I developed alcoholic liver disease and decided to stop drinking in September 2019, but getting sober is no small feat, and I didn’t successfully stop drinking until November 28, 2020. Side note, my liver has fully healed, and the only treatment necessary was to stop drinking.
But here are a few things I learned:
- USE YOUR HEALTH BENEFITS AND GO TO THERAPY. I had to place this in all caps because, yes, I am screaming this to you. My long-term recovery has benefitted from opportunities to dig into my WHY and work on addressing and healing my WHY. If you have health benefits, you already give your employer so much, take a little and get yourself an in-network provider! Some workplaces even offer free counseling up to a certain number of visits. USE IT.

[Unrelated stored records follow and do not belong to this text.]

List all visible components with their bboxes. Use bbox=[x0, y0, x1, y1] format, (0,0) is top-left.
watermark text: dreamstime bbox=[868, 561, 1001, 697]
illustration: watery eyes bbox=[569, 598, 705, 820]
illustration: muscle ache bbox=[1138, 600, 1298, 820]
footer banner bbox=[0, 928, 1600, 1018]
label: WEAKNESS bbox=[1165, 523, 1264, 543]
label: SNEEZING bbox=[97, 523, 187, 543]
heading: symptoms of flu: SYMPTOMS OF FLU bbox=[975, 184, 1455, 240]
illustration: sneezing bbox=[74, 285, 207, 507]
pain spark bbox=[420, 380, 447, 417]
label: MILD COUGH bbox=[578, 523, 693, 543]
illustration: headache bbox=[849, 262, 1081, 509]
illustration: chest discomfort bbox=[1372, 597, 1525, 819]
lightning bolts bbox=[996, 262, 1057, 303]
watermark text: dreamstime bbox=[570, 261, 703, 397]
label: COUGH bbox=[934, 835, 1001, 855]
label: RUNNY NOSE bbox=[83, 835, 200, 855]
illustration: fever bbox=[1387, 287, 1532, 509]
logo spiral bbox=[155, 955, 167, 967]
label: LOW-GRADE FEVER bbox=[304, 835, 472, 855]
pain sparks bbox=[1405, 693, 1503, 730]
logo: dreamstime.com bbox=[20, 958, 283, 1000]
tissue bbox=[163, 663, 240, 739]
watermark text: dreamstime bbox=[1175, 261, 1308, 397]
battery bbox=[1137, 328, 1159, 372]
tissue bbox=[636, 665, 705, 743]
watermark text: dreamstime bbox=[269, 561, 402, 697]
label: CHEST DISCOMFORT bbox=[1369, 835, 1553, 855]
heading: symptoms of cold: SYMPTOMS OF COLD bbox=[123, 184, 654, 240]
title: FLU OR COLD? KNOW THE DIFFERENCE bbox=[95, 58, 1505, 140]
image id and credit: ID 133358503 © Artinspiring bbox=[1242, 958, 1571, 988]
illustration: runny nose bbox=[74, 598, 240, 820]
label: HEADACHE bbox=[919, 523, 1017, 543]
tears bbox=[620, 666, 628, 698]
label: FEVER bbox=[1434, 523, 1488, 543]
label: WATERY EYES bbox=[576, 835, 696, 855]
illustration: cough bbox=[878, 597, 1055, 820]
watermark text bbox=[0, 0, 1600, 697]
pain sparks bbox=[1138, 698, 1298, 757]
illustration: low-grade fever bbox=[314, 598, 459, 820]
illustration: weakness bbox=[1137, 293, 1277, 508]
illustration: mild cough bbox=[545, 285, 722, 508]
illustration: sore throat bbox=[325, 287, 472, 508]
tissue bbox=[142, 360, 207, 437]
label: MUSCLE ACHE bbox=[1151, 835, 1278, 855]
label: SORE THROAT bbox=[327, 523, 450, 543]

- If you need to, use your benefits and go to treatment! Talk to HR about it. According to the US Department of Labor, “FMLA leave may only be taken for substance abuse treatment provided by a health care provider or by a provider of health care services on referral by a health care provider.The employer may not take action against the employee because the employee has exercised his or her right to take FMLA leave for substance abuse treatment.” See the full text here.
- The stigma of addiction is a killer. Connect with someone, anyone, about what you’re going through!